Netanyahu Won't Amend Contentious Nation-state Law Despite Druze Outrage

Instead, a plan that 'reflects Israel's deep commitment to the Druze community' will be formulated

Prime Minister Benjamin Netanyahu in the Knesset, Jerusalem, July 19, 2018.
Olivier Fitoussi

Prime Minister Benjamin Netanyahu and other ministers are not expected to make changes to the nation-state law despite ongoing protests against the legislation by the Druze community. Instead, a plan will be formulated that “reflects Israel’s deep commitment to the Druze community,” according to a statement from Netanyahu.

The plan was laid out Thursday by Druze lawmakers Hamad Amar (Yisrael Beiteinu) and Akram Hasoon (Kulanu), together with Finance Minister Moshe Kahlon, Defense Minister Avigdor Lieberman and Communications Minister Ayoub Kara.

>> Israel has its nation-state law, but what about the Druze? ■ Israel's contentious nation-state law: Everything you need to know 

After the meeting, which was held at the Israel Defense Forces’ headquarters in Tel Aviv, the Prime Minister’s Office said Netanyahu was expected to meet with the leader of Israel’s Druze community, Muwafaq Tarif, and other community representatives on Friday.

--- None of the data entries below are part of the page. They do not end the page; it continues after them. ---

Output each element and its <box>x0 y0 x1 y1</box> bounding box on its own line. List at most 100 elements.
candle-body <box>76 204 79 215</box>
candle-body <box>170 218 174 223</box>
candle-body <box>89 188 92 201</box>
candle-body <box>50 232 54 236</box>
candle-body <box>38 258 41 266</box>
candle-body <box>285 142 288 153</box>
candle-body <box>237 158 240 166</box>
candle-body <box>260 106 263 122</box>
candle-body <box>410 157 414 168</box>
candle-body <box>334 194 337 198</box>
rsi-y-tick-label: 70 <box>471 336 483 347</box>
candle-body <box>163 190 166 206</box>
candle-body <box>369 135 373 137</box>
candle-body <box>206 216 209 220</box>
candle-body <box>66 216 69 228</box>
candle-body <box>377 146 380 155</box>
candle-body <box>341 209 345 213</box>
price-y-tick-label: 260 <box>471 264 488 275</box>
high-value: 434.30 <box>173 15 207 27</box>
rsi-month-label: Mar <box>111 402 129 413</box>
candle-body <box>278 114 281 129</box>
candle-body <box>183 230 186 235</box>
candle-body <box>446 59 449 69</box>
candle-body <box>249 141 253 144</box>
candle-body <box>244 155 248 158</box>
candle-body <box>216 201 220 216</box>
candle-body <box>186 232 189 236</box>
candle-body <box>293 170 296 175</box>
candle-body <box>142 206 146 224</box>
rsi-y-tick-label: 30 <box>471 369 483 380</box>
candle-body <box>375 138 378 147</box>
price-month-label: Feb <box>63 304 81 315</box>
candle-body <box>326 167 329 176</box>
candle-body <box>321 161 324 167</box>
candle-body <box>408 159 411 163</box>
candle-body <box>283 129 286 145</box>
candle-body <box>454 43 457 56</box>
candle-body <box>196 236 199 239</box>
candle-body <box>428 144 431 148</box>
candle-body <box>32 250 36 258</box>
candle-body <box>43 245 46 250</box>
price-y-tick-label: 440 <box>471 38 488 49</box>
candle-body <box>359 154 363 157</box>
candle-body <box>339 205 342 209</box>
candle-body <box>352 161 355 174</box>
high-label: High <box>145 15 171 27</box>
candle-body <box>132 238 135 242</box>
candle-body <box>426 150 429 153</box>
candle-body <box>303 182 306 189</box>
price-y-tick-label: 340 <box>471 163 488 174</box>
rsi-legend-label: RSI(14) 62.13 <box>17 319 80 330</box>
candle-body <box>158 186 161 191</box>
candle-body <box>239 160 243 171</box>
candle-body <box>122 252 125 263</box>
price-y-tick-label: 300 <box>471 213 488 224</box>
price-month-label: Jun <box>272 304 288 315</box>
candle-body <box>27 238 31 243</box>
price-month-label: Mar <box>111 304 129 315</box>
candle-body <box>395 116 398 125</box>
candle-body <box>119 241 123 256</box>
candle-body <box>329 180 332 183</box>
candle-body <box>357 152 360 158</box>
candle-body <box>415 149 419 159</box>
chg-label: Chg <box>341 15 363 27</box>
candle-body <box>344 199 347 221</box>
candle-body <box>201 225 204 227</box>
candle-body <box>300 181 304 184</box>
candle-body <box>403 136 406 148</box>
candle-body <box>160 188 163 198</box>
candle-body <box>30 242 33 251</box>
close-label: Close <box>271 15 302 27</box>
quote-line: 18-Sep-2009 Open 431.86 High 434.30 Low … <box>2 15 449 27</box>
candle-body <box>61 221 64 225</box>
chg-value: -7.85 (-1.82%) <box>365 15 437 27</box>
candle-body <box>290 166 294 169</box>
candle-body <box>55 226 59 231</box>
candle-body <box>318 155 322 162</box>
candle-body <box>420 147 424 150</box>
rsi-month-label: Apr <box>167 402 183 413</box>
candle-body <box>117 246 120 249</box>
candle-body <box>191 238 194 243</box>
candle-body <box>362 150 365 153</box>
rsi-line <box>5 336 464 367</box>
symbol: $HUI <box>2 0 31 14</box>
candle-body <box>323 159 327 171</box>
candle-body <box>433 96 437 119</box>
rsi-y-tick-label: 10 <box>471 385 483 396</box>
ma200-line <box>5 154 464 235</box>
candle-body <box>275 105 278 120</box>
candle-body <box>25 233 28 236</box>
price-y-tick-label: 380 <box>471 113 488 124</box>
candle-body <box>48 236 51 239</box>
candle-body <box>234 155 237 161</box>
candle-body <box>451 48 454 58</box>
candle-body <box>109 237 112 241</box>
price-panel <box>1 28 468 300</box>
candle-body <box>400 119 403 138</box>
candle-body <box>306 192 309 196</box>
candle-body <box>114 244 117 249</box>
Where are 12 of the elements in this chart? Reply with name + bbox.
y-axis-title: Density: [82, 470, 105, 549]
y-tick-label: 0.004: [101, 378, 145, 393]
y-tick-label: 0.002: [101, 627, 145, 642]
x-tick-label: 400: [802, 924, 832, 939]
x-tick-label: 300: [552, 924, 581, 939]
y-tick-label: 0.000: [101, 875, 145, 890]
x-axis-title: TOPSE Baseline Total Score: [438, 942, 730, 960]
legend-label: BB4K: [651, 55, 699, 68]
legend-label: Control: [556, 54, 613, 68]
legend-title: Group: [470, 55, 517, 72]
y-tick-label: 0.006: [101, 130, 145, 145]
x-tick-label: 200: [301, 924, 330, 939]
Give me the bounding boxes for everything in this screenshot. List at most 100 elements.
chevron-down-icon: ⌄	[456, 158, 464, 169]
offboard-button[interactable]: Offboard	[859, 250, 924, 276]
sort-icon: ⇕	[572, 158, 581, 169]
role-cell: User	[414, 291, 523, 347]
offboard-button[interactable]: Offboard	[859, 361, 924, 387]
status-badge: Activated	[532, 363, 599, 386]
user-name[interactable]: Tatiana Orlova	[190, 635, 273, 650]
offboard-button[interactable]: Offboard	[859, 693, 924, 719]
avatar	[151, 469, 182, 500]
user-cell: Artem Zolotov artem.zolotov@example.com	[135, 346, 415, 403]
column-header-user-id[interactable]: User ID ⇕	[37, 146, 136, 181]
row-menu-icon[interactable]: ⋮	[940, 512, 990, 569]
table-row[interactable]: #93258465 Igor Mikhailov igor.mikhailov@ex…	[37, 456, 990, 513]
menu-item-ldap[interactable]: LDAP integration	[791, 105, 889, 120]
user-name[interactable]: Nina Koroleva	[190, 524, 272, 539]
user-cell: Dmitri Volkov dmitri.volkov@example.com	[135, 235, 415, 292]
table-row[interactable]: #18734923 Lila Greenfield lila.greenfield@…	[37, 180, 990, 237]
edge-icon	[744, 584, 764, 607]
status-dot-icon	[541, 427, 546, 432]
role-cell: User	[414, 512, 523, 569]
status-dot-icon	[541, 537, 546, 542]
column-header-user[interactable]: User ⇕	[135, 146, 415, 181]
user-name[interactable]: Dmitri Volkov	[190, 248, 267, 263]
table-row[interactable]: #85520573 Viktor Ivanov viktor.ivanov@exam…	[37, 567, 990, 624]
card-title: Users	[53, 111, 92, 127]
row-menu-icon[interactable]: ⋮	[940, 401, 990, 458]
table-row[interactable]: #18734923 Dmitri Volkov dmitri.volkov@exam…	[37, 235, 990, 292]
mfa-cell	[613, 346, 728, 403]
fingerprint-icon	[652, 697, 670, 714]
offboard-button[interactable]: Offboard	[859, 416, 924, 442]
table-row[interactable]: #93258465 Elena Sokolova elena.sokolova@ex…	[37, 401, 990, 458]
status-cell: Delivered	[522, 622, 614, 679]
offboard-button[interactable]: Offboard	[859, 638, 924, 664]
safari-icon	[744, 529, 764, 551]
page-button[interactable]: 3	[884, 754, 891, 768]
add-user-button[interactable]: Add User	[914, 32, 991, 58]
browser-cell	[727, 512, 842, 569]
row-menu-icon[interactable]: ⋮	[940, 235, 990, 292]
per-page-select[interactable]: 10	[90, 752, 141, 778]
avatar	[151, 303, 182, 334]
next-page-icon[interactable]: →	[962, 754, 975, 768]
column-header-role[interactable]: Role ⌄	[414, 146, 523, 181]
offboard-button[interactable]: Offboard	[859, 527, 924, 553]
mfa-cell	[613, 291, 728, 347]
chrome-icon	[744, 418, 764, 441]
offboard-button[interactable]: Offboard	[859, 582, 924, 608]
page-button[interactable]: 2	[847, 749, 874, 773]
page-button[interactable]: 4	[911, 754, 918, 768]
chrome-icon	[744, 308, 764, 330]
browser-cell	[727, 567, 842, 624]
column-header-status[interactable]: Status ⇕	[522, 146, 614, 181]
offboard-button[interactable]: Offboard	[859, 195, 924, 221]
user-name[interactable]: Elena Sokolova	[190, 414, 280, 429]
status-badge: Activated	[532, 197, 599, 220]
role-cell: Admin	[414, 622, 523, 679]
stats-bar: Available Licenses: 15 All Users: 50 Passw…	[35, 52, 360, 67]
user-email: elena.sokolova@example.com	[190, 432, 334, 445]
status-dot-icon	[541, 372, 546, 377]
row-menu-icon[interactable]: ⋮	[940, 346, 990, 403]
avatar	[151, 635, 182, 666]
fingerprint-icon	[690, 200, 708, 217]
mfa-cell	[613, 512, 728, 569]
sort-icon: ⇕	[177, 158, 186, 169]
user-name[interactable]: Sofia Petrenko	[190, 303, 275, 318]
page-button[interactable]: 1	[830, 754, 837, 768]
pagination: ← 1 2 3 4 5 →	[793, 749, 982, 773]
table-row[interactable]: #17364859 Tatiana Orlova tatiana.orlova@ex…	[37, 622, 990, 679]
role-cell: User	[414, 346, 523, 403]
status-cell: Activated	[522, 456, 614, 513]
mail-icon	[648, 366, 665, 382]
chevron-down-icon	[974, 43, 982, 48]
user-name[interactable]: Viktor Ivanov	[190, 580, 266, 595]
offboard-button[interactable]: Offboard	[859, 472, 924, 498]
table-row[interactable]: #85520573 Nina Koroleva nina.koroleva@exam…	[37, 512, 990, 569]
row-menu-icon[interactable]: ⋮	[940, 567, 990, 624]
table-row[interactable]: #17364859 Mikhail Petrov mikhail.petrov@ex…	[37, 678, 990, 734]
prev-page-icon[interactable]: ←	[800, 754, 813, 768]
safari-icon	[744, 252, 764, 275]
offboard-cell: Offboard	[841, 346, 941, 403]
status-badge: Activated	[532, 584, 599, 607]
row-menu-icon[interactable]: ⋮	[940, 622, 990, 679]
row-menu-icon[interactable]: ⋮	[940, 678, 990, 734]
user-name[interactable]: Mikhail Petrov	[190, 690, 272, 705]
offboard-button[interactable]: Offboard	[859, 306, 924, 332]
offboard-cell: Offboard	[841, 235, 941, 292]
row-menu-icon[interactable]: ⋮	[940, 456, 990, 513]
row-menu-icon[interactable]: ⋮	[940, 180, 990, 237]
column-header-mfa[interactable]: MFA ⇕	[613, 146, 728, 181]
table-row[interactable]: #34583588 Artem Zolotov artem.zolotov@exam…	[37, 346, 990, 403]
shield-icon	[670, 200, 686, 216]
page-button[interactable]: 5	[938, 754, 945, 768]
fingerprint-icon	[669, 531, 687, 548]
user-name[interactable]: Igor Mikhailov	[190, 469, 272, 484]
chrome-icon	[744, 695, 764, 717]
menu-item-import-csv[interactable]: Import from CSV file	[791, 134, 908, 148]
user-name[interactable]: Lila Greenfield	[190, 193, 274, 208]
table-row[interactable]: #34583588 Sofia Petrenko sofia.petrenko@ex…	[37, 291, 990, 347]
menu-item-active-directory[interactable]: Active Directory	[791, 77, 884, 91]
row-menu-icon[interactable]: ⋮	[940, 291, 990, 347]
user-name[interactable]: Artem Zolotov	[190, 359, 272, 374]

Amar and Hasoon, together with a third Druze lawmaker, Saleh Saad (Zionist Union), petitioned the High Court of Justice on Sunday, asking the court to annul the law or rule out parts of it on the grounds of infringement on basic rights, including the right to equality. According to the three lawmakers, minorities have no status in the law, which essentially exiles the Druze and others despite their service and loyalty to the state.

The nation-state law is designed to alter the application of the Basic Law on Human Dignity and Liberty in court rulings, and permit judges to give priority to Israel’s Jewish character in their rulings. The government coalition tried to get a more sweeping version of the nation-state bill passed, which would have brought about more significant change.

Earlier on Thursday, Kahlon admitted that mistakes were made in the legislation and that it should be amended to prevent harm to the Druze community. "The enactment of the nation-state law was done hastily," he told Army Radio, "we were wrong and we need to fix it." Kahlon added that the petition to the High Court of Justice filed by his party member Hasoon – and Amar and Saad – was submitted with his consent.

Education Minister Naftali Bennett, who supported and voted for the law, admitted on Wednesday to belatedly realizing that the law hurt the feelings of members of Israel's Druze community.

"That is of course is not the Israeli government's intention," Bennett tweeted. "These are our blood brothers, who stand shoulder to shoulder with us in the battlefield and who have entered into a life covenant with us. We, the government of Israel, have the responsibility of finding a way to repair the rift."